If you listen to most objections to school-choice programs, they really come down to money. Choice advocates talk about money for students; choice opponents talk about money for schools.

The latter group's belief that our public schools are a never-quantified number of dollars away from excellence dies hard. On that premise, fights from state-approved charter schools to tax-credit scholarships to education savings accounts — and, soon, Gov. Nathan Deal's Opportunity School District — have been waged in Georgia.

But what if the issue isn’t really about cutting into today’s funding of and enrollment in public schools, but instead finding a way to maintain even the current level of affordability while educating hundreds of thousands of additional students?

Over the next decade and a half, Georgia’s k-12 age population is expected to rise by some 320,000. That’s one new school-aged child for every six today.

That surge is projected to take place while the number of Georgians 65 and older — who, as a group, consume more in public services than they pay in taxes — grows even more rapidly. The share of working-age Georgians will fall sharply as a result, putting more strain than ever on our public finances.

This student growth won’t pay for itself. So the question isn’t whether school-choice programs drain money from public schools, but whether they can help us avoid an unmanageable increase in education spending: almost $2.6 billion a year at current funding rates.

Local districts currently pay about 40 percent of the total per-pupil cost, so their share would exceed $1 billion a year, with the lion’s share of it falling on metro Atlanta districts. Would they rather raise taxes by $1 billion a year, cut costs by $1 billion a year, or maybe stop treating every new choice program like it’s worse than the Zika virus?

The state portion of spending would still increase in this scenario for programs such as ESAs. But there is no cost-free solution to this dilemma, only solutions that cost less than others.

Such programs would have the added benefit of injecting some needed competition into our education marketplace.

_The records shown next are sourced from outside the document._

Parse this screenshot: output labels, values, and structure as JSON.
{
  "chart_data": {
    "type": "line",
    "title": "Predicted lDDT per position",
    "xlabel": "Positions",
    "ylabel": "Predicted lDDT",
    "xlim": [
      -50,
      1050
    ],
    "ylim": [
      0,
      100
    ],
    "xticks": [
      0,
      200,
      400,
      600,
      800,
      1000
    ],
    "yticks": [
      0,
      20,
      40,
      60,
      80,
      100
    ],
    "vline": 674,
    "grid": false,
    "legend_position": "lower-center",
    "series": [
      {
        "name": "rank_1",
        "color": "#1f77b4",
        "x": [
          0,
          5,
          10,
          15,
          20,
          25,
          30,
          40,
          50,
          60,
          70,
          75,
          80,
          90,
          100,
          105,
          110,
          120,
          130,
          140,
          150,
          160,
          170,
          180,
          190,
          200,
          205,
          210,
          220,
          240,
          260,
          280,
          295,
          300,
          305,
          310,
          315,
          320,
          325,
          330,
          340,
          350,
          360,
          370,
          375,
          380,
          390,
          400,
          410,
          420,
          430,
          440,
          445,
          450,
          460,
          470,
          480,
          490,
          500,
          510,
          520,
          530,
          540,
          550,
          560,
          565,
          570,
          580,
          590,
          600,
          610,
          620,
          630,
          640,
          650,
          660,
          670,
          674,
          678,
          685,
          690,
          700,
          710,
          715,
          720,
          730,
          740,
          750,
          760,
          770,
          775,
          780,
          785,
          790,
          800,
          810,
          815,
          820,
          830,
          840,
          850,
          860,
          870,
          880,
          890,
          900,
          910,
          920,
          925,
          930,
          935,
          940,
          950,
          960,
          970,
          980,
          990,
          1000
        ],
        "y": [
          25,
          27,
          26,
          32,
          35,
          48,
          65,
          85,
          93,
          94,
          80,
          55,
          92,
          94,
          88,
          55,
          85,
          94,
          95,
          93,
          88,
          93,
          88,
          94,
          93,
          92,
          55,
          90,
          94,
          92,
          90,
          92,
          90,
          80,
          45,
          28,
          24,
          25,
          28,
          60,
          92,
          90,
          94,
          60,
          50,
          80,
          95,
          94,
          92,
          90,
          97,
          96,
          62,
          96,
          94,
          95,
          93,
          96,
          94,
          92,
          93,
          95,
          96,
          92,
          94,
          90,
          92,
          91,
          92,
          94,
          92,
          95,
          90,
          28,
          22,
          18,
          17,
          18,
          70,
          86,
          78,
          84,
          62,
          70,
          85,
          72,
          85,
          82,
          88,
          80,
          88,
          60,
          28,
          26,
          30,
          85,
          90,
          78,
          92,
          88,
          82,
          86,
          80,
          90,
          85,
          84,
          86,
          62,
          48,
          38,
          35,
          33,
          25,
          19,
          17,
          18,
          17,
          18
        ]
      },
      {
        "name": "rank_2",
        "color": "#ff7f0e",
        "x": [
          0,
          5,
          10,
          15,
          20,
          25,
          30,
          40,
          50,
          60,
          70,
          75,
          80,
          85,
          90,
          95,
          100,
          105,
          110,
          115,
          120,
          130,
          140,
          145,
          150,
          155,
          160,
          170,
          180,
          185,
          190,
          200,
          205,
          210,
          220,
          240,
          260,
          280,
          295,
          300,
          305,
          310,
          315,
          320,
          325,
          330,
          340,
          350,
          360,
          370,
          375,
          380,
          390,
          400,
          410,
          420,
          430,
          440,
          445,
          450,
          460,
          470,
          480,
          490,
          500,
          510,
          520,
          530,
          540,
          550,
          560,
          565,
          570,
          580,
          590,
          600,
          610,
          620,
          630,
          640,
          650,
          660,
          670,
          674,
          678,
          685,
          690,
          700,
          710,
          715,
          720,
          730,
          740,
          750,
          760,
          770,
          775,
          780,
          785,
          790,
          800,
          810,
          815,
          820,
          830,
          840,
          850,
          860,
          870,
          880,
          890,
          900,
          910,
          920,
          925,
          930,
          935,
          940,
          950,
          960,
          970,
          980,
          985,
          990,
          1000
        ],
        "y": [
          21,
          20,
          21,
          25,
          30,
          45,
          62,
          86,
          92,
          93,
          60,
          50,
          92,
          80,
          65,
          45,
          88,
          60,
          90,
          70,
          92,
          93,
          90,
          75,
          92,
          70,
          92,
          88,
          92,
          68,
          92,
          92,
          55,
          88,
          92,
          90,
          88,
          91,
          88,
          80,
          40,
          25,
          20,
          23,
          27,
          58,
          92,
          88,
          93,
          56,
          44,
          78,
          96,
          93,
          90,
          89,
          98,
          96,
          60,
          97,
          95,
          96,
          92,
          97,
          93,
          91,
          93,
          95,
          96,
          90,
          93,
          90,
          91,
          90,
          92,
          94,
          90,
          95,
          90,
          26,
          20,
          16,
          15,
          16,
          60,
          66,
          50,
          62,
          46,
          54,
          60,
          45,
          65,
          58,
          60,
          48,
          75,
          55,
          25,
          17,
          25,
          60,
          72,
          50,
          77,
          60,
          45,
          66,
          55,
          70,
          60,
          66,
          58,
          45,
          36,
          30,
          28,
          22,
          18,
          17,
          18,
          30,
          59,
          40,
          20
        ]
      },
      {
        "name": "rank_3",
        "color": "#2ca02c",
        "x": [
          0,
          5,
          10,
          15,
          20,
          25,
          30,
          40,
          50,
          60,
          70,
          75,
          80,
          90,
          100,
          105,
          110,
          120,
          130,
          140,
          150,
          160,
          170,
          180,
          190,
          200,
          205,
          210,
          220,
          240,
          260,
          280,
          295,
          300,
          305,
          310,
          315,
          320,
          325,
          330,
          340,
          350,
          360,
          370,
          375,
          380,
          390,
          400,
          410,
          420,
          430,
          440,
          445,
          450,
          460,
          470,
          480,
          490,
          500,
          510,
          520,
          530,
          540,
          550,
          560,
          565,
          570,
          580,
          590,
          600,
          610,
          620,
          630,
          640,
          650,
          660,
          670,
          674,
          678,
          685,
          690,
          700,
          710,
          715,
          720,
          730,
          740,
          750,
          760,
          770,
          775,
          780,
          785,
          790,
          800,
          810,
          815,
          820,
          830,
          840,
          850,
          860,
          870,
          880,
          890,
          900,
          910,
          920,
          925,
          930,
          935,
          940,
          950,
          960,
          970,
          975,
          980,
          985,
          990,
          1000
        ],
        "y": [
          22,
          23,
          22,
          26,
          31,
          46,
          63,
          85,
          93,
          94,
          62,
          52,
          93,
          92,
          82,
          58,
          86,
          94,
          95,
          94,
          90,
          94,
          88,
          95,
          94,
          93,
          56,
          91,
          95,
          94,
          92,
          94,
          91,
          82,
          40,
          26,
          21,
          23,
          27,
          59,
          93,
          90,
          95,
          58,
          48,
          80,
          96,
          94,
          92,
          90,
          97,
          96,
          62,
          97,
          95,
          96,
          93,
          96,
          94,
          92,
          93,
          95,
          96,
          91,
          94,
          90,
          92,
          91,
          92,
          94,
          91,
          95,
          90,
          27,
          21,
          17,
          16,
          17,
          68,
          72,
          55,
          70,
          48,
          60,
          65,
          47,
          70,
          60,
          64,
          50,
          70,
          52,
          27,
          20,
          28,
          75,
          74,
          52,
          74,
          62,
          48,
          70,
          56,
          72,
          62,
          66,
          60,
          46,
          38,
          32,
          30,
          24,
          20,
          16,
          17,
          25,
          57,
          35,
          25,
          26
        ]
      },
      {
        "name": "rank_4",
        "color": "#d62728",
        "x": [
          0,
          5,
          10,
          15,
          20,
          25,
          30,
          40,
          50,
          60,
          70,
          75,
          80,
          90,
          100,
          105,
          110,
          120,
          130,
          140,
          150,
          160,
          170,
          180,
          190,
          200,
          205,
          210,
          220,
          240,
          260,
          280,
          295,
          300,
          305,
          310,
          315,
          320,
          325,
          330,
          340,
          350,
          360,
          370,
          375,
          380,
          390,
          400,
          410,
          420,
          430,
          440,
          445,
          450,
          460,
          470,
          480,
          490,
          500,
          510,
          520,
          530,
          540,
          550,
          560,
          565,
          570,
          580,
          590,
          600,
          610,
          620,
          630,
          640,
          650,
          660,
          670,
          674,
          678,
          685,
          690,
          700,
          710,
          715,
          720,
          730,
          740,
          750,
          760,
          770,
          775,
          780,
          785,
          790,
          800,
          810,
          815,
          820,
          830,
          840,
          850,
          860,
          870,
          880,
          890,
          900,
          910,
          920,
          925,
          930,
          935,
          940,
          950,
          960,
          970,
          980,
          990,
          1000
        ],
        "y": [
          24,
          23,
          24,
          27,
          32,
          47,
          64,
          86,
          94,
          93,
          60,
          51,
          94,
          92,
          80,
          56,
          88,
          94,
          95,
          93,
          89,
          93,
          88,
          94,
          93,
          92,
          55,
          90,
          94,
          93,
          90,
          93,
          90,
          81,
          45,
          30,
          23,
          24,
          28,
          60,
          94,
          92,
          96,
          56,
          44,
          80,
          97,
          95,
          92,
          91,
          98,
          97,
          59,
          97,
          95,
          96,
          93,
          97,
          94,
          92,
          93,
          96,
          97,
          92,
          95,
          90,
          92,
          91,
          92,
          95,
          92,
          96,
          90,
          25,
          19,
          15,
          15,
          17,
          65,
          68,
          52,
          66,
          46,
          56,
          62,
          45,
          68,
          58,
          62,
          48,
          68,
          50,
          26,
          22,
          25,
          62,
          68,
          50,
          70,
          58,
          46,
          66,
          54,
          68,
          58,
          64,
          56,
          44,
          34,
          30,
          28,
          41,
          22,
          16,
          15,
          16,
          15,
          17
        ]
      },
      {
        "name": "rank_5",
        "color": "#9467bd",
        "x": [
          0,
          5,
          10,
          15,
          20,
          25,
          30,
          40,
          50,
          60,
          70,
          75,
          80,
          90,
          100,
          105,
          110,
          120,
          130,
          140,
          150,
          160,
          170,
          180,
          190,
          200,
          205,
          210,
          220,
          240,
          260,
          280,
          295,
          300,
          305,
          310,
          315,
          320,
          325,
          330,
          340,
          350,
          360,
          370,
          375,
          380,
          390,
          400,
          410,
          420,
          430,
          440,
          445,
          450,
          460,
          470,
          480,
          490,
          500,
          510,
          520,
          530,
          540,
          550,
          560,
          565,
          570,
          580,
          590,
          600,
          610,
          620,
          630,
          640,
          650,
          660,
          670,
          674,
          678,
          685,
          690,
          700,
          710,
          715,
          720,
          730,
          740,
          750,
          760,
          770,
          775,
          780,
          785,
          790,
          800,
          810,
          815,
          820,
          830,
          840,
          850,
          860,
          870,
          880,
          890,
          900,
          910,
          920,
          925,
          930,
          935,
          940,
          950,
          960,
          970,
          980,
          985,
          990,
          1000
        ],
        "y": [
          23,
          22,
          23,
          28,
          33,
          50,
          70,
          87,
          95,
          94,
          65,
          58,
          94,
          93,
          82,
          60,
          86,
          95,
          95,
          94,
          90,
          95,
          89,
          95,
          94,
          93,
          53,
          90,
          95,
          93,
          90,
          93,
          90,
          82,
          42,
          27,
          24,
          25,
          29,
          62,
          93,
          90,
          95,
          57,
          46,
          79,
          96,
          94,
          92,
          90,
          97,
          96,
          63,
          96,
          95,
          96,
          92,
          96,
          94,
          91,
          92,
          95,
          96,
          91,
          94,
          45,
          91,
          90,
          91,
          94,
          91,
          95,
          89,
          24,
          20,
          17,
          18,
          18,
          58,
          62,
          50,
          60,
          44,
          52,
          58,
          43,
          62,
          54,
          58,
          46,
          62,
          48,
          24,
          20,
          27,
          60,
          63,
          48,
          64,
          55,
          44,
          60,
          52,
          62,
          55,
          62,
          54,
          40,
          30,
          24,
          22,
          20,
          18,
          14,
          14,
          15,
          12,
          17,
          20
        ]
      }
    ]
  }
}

Georgia’s public schools have improved over the past couple of decades, with scores on the National Assessment of Educational Progress rising steadily. Steadily, but slowly: If our students’ scores continue to rise at the same long-term rates, they won’t reach the level of proficiency that the top-performing states and nations achieve now until anywhere from 2025 (fourth-grade math) to 2079 (eighth-grade reading).

That rate of improvement won’t cut it, not when we’re counting on today’s students to bear a larger economic burden than their older cousins, not to mention their parents.

That means maximizing the potential of more students than ever. To get there, families need the ability to send their students to the schools that best fit their needs. In most cases, that will be the local public school. In many others, though, it won’t.

That’s OK. Actually, it’s more than OK: It’s absolutely vital to Georgia’s future.